Architas’s income fund was transferred from the UK Equity & Bond Income sector to Cautious Managed, to better reflect its risk profile and allow greater flexibility on holding overseas assets.
A desire for “latitude” prompted Architas to switch its Multi-Manager Income fund from the UK Equity & Bond Income sector to Cautious Managed last week. Caspar Rock, Architas’s deputy chief investment officer, says the Cautious Managed peer group better reflects the portfolio’s risk profile. Equally important, the new classification allows him greater flexibility on allocating to non-sterling assets.
Under Cautious Managed rules, funds are restricted to a maximum equity exposure of 60% and a minimum of 30% in fixed interest and cash, and are able to allocate up to half of their assets to non-sterling and non-euro assets. UK Equity & Bond Income funds have more flexibility on the split between equities and bonds, but face tougher limits on overseas exposure – constituents must hold at least 80% of their assets in Britain. (article continues below)
Rock says the sector shift enables him to increase his exposure to areas such as high yield, where global funds offer “a bigger pond to fish in”, and international equity income. The £40m Architas portfolio has held Newton Asian Income and Ignis Argonaut European Income for four years, alongside well-known British equity income products managed by Invesco Perpetual, Schroders and Artemis.
While the bulk of the fund’s equity allocation of 50% to 60% is in British equity income, its largest single holding is an HSBC FTSE 100 tracker. Rock says he is content to hold passive instruments to minimise tracking error and costs, and he also uses a gilt index fund managed by Legal & General. The gilt tracker forms part of the Architas portfolio’s 5.5% weighting to government debt.
In the actively-managed portion of the fixed income allocation, Rock has 22.9% in British corporate bonds, including funds run by Henderson, Old Mutual, Aegon, M&G and Cazenove.
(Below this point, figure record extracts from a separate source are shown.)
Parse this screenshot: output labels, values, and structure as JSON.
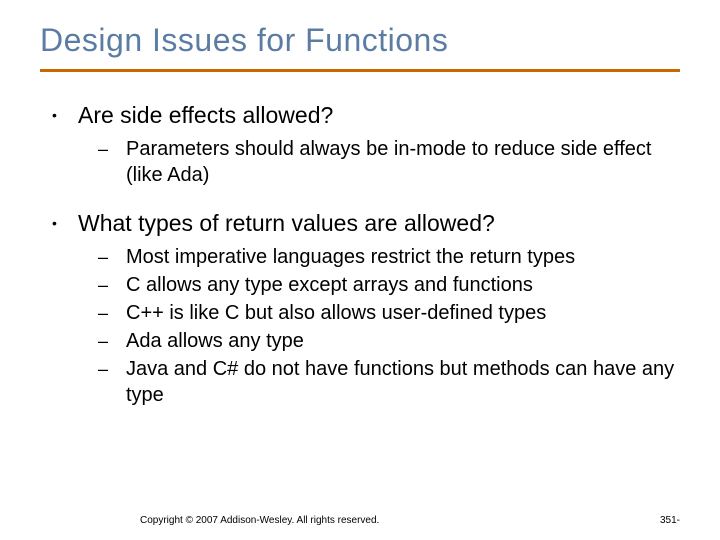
{
  "title": "Design Issues for Functions",
  "title_color": "#5b7ca3",
  "rule_color": "#cc6600",
  "body_color": "#000000",
  "l1_bullet": "•",
  "l2_bullet": "–",
  "items": [
    {
      "text": "Are side effects allowed?",
      "sub": [
        "Parameters should always be in-mode to reduce side effect (like Ada)"
      ]
    },
    {
      "text": "What types of return values are allowed?",
      "sub": [
        "Most imperative languages restrict the return types",
        "C allows any type except arrays and functions",
        "C++ is like C but also allows user-defined types",
        "Ada allows any type",
        "Java and C# do not have functions but methods can have any type"
      ]
    }
  ],
  "footer": {
    "copyright": "Copyright © 2007 Addison-Wesley. All rights reserved.",
    "page": "351-"
  }
}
He holds a further 3.75% in a high yield strategy and 8.3% in overseas securities, consisting of exposure to emerging market debt, index-linked and government bonds. Rock’s overall fixed income weighting was 40.1% last week.
Away from equity income and bonds, Rock uses less traditional products to boost the portfolio’s yield towards its target of 5%. He holds small allocations to three specialist investment trusts: MedicX, Carador Income and Trading Emissions. MedicX owns doctors’ surgeries, which Rock describes as a “nice little asset class” owing to its upward-only rent reviews, long-term leases and “reasonable” credit risk.
On the outlook for markets, Rock is largely upbeat on the global economy. “If we do go into a double-dip I think it will only be a small negative – any slowdown will only be a flesh wound.”